Working with Azure - Tom Ordonez

Tom Ordonez

Contact Me

Create a GitHub Dashboard with PowerBI Service

This requires PowerBI Pro.

  • Go to your PBI service. Left Menu/Apps. Get Apps.
  • Select Githb Repository Usage.

Githb Repository Usage App

This is the description of the app:

"Visualize different types of repository usage: commits, active users, traffic and more."

  • Click on "Get It Now".
  • A popup opens to confirm your details.
  • If you don't have PowerBI Pro, it will show a popup 'Upgrade to Power BI Pro'.
  • Select Buy Now or Try Free (for 60 days).
  • You might need to repeat the steps if nothing is loaded on the page.
  • A popup should say "Install this Power BI app? (Github Repository Usage)".
  • Click "Install"

On the Apps tab (left menu), the app is listed as Github. Click on the app.

By default it says "You are viewing this app with sample data." With a link to "Connect your data". It is unclear at this point what dataset or repo was used or if it's dummy data.

I would like to know:

  • Who are the top 50 users by group (MS employees or external)? Then find out commit frequency by group.
  • What are the common commit subjects? What are they committing about?
  • Which day of the week do they commit the most by group?

Explore the dashboard

It looks like the dashboard is focused on PR and Issues. However, it's still not clear which repo is this data from. The data I am interested in, is in the tile Commits. It shows Total commits vs Month-Year. I would like to at least see Total Commits vs Day of the week.
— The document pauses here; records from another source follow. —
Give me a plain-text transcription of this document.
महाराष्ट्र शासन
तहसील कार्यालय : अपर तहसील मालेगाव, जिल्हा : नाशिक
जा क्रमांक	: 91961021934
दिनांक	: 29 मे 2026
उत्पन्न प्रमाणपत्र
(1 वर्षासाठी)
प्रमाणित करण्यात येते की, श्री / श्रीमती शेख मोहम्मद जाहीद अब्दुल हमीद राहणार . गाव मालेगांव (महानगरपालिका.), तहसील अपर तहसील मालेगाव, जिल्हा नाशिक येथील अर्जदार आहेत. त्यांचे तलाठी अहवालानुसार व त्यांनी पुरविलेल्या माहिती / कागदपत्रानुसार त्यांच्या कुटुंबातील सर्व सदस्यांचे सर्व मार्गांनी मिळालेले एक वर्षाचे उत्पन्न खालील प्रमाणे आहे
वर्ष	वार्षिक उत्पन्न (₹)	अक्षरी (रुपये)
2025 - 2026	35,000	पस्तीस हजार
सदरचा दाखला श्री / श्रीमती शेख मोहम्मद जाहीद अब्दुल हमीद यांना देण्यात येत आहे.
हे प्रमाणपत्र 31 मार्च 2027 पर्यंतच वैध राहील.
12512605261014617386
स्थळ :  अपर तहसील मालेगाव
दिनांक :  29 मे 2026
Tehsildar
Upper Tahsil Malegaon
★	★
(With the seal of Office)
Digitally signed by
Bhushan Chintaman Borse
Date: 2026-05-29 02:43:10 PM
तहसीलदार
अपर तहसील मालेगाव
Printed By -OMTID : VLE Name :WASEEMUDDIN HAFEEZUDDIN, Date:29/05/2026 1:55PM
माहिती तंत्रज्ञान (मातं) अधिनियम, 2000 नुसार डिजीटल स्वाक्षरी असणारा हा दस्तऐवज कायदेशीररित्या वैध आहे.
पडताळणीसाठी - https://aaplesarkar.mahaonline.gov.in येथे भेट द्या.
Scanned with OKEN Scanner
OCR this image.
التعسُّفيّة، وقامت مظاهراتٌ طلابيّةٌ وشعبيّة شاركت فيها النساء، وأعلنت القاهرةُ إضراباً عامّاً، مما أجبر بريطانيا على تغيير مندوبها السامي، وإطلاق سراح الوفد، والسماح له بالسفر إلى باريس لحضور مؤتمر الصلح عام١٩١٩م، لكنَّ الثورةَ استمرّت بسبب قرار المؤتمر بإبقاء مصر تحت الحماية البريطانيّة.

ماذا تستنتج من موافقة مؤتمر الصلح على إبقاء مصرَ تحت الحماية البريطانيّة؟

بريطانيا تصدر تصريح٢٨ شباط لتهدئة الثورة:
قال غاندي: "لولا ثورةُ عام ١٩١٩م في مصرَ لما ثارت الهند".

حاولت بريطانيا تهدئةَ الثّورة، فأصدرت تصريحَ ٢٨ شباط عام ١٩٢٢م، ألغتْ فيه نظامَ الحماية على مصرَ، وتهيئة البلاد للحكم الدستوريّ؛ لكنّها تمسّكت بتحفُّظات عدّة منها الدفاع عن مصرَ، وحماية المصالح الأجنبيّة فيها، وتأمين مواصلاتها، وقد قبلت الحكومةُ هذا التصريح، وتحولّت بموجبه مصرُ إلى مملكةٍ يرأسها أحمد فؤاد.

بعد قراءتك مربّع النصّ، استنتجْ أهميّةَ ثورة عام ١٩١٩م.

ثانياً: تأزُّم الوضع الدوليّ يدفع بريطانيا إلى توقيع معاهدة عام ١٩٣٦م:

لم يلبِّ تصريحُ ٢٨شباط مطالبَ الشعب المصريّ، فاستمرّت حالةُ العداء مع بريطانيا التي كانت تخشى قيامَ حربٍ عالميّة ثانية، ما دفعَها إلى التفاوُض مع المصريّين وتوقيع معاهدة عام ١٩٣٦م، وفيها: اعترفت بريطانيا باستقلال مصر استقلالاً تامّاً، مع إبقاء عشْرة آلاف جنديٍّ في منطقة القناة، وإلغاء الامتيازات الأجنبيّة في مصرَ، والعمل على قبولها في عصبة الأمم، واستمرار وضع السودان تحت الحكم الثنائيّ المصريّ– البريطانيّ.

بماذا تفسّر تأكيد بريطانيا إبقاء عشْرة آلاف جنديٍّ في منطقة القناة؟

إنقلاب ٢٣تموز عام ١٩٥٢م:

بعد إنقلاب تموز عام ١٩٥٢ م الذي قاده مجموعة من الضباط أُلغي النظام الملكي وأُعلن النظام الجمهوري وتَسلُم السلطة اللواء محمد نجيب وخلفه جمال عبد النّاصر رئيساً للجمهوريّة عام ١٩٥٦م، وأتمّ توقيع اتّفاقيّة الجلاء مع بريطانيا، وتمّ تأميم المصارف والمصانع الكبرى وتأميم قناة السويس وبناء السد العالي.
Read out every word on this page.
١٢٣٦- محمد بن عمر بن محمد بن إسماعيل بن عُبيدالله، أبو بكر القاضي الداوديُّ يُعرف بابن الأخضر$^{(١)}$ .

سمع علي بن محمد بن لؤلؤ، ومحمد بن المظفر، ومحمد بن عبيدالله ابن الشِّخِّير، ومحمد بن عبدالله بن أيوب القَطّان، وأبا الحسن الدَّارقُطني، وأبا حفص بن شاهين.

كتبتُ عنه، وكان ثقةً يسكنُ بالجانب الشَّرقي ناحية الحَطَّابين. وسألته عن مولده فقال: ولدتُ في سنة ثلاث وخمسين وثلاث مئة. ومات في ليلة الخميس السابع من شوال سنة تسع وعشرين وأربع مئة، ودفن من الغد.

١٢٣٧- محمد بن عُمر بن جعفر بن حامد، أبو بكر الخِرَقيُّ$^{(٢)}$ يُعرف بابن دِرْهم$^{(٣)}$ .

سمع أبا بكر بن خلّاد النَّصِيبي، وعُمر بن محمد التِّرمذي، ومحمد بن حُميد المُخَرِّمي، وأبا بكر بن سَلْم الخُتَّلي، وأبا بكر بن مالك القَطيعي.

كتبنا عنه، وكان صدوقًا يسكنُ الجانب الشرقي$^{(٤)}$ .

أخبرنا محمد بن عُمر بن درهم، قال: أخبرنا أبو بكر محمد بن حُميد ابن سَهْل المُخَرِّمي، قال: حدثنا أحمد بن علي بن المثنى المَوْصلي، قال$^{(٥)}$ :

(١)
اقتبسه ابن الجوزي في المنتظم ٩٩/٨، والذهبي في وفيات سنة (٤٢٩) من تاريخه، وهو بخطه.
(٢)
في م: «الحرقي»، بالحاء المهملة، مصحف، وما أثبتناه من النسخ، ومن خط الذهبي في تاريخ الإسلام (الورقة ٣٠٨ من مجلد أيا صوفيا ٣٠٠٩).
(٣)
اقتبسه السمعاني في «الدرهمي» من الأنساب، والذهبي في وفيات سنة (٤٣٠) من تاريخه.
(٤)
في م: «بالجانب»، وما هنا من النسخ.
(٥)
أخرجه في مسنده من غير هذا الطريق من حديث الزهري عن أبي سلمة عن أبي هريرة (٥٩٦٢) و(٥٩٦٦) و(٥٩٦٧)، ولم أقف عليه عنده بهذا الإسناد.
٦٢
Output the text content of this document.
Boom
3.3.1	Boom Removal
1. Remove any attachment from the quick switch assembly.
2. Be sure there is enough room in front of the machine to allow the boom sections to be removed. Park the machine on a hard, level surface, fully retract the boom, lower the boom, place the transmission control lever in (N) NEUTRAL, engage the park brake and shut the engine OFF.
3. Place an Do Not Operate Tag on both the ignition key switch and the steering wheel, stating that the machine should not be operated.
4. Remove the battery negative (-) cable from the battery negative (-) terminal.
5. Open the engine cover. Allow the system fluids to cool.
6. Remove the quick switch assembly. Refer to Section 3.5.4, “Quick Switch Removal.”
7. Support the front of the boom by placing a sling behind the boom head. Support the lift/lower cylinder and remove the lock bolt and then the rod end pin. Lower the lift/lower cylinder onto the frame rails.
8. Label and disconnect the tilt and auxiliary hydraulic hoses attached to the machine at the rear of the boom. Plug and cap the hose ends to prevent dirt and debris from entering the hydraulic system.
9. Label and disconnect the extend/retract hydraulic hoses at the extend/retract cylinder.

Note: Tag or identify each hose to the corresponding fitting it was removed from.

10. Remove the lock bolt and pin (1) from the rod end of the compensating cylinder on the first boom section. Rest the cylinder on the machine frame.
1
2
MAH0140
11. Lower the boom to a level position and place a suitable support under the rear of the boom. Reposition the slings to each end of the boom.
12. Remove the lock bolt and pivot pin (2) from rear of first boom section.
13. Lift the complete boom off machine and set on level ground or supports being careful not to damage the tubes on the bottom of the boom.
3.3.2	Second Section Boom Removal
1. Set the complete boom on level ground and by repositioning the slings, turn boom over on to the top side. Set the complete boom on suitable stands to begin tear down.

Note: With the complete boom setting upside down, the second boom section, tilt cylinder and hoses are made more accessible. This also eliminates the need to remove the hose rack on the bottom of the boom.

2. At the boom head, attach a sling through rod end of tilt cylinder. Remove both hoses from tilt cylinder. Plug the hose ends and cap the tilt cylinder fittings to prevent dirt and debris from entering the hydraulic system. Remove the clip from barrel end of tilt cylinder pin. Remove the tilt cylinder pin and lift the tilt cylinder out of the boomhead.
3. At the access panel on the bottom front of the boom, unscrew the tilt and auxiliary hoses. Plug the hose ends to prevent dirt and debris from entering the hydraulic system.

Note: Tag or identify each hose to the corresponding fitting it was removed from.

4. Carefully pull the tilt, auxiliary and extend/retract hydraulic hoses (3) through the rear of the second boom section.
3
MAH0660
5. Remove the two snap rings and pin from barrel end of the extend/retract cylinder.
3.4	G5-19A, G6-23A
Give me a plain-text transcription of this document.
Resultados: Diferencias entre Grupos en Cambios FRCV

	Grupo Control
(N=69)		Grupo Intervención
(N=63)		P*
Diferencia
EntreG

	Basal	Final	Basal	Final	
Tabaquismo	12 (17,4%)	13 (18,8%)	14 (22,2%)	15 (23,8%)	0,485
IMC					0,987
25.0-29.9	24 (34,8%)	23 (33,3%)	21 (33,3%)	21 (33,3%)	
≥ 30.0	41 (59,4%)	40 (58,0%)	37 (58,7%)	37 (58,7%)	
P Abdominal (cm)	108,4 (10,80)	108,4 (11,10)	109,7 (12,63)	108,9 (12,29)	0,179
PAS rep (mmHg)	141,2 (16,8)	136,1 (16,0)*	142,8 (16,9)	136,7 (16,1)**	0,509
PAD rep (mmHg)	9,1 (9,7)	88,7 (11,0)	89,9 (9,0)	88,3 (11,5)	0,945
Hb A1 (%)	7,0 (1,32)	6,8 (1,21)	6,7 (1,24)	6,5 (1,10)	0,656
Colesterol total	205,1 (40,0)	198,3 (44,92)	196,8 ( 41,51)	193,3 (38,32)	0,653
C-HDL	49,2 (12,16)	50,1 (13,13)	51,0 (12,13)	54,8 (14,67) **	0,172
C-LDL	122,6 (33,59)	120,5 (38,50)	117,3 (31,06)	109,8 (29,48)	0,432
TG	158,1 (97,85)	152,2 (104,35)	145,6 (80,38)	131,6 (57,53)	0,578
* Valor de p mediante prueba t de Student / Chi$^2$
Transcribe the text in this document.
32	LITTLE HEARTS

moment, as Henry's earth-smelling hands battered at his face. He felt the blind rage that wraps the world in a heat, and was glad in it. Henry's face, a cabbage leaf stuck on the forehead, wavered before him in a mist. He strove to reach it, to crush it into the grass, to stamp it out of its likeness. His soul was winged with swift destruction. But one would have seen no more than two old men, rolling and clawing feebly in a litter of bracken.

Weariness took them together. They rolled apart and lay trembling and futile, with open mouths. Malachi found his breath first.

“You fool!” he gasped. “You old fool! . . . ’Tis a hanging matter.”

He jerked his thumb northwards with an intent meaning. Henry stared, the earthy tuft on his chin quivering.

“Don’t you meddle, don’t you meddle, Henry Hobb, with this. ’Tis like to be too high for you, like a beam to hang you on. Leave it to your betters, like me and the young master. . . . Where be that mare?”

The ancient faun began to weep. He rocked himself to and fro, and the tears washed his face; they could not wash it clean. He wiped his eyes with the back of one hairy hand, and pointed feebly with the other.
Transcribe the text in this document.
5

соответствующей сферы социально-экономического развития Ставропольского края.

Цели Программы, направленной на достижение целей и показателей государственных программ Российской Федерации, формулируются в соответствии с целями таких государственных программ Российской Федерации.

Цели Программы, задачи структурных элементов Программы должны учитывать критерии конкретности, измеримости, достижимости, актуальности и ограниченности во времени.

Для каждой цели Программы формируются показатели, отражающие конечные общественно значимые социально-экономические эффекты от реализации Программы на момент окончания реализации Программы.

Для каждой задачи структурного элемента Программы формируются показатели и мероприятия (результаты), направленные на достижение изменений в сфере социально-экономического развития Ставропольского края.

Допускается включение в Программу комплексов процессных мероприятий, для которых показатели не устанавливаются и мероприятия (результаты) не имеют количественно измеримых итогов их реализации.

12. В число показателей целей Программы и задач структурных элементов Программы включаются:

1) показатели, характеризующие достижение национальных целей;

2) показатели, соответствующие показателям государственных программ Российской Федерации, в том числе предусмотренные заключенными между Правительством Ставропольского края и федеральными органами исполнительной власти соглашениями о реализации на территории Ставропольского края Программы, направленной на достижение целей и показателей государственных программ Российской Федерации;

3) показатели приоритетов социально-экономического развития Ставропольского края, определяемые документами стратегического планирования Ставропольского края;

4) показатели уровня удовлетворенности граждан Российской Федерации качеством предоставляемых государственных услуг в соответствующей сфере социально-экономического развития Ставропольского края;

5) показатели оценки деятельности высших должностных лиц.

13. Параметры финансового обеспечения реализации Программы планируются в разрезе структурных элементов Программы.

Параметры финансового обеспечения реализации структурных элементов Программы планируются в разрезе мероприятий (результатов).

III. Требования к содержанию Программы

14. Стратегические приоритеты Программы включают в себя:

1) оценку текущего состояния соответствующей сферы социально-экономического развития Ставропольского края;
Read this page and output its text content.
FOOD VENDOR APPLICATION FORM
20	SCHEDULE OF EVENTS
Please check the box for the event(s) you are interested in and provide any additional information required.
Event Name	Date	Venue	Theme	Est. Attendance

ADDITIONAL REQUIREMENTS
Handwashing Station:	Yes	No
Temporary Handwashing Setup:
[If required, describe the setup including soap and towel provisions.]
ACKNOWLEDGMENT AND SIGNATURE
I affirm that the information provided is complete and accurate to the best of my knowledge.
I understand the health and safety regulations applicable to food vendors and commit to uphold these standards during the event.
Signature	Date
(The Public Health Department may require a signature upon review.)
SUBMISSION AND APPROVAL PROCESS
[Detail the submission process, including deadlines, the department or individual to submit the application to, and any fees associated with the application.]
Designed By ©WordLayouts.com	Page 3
On the top right of the tile, click on the three dots and select Go to report.

Click on the visual Commits. It shows these Filters on the right: Date, MonthYear, Total commits is greater than 0. I want to change the X-axis to Day of the week.

On the top right menu, browse to Personalize this visual. On the popup Personalize, change the X-axis field MonthYear to DayName. The visual is updated but the X-axis only shows Sunday data. Why?

Something is not right with Commits

There isn't a filter enabled that has only Sunday selected by default. Change the value from DayName to DayOfWeek. I'd assume it showed the numbers 1 to 7 on the X-axis. However, it only shows the number 1.

Change the field back to DayName.

Change the Date field (from X-axis) by clicking the three dots and selecting Date Hierarchy. Keep only the field Date-Year. The visual is updated, however, now it shows only Sunday for every year from 2015 to 2020.

Let's explore the dataset where this visual is based on. On the visual (top right, three dots), select Export. A popup says "Which data do you want to export?". Click on "Underlying data" (Export the raw data used to calculate the data in your visual). The data is exported as xlsx.

Opening the file shows that it has 2108 rows. The first column says DayName and all the rows under that column say Sunday. Uh?

Exploring the dataset

Go to the PowerBI service. On the left menu under Workspaces there should be one for the Github app. There are 4 sections:

  • Dashboards
  • Reports
  • Workbooks
  • Datasets
  • Dataflows

Go to Datasets and open the only one there GitHub.

  • The tables are displayed on the right.
  • Select a table (checkbox) to view the data
  • Find the table RepoDetails
  • The repo is the PowerBI docs

What insights can we derive by looking at the dataset?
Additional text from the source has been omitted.